At least, it seems like he should be every time I watch him pitch. He has the fastball. He has the breaking ball. He has the change. He can command it all. But he's never had that breakout season that he was supposed to for the last five years.
Or did he? Here's Max Scherzer in the second half of the season:
I | Split | IP | H | HR | BB | SO | |
---|---|---|---|---|---|---|---|
2nd Half | 2.69 | 90.1 | 77 | 8 | 27 | 110 |
There you go. That's the Scherzer we've been waiting for for the last several seasons. He allowed half as many home runs as he did in the first half, and the batting average on balls in play went from .355 before the All-Star break to .317 after.

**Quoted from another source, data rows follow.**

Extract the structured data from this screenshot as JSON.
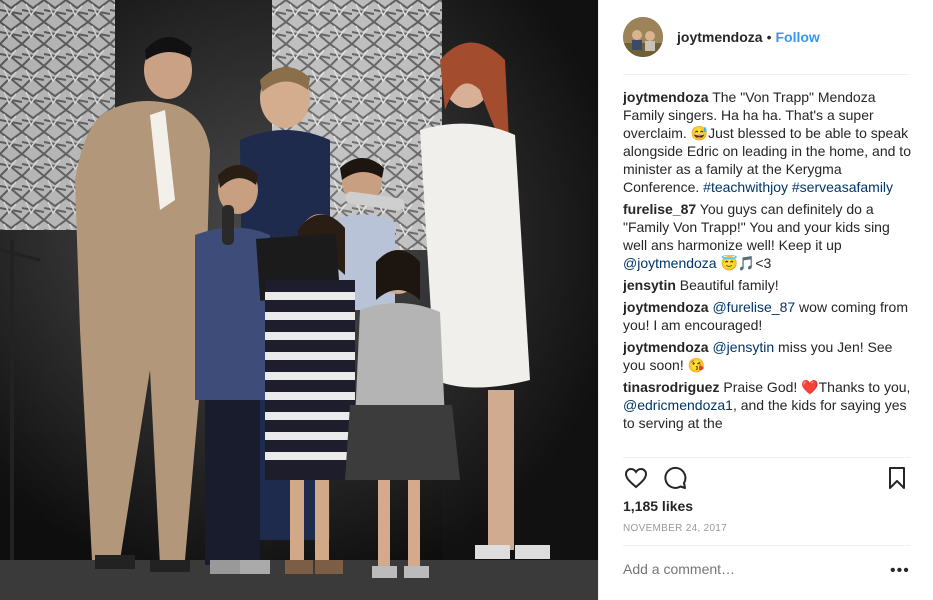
{
  "post": {
    "username": "joytmendoza",
    "separator": "•",
    "follow_label": "Follow",
    "avatar_icon": "user-avatar",
    "likes": "1,185 likes",
    "date": "NOVEMBER 24, 2017",
    "comment_placeholder": "Add a comment…",
    "more_label": "•••"
  },
  "caption": {
    "user": "joytmendoza",
    "text": " The \"Von Trapp\" Mendoza Family singers. Ha ha ha. That's a super overclaim. 😅Just blessed to be able to speak alongside Edric on leading in the home, and to minister as a family at the Kerygma Conference. ",
    "tag1": "#teachwithjoy",
    "tag2": "#serveasafamily"
  },
  "comments": [
    {
      "user": "furelise_87",
      "text": " You guys can definitely do a \"Family Von Trapp!\" You and your kids sing well ans harmonize well! Keep it up ",
      "mention": "@joytmendoza",
      "after": " 😇🎵<3"
    },
    {
      "user": "jensytin",
      "text": " Beautiful family!"
    },
    {
      "user": "joytmendoza",
      "mention": " @furelise_87",
      "text": " wow coming from you! I am encouraged!"
    },
    {
      "user": "joytmendoza",
      "mention": " @jensytin",
      "text": " miss you Jen! See you soon! 😘"
    },
    {
      "user": "tinasrodriguez",
      "text": " Praise God! ❤️Thanks to you, ",
      "mention": "@edricmendoza1",
      "after": ", and the kids for saying yes to serving at the"
    }
  ],
  "icons": {
    "like": "heart-icon",
    "comment": "comment-icon",
    "save": "bookmark-icon"
  },
  "colors": {
    "link": "#3897f0",
    "tag": "#003569",
    "muted": "#999999"
  }
}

Or maybe it's just a small sample, and Scherzer is the pitcher he was for the three halves before that.
All I know is that when he's on, he sure looks like the second-best pitcher on the planet (read: second-best pitcher on his team), and he's on through the first three innings of Game 4. Nary a hit, nary a walk, and four strikeouts his first trip through the order.
He would have had a perfect first three innings if it weren't for a Prince Fielder error with two outs. After the error, Scherzer walked Ichiro on a close 3-2 pitch, but he struck out Nick Swisher to end the threat.
The one blemish: Scherzer has thrown 55 pitches through three innings, though 13 of those are on Fielder's hands.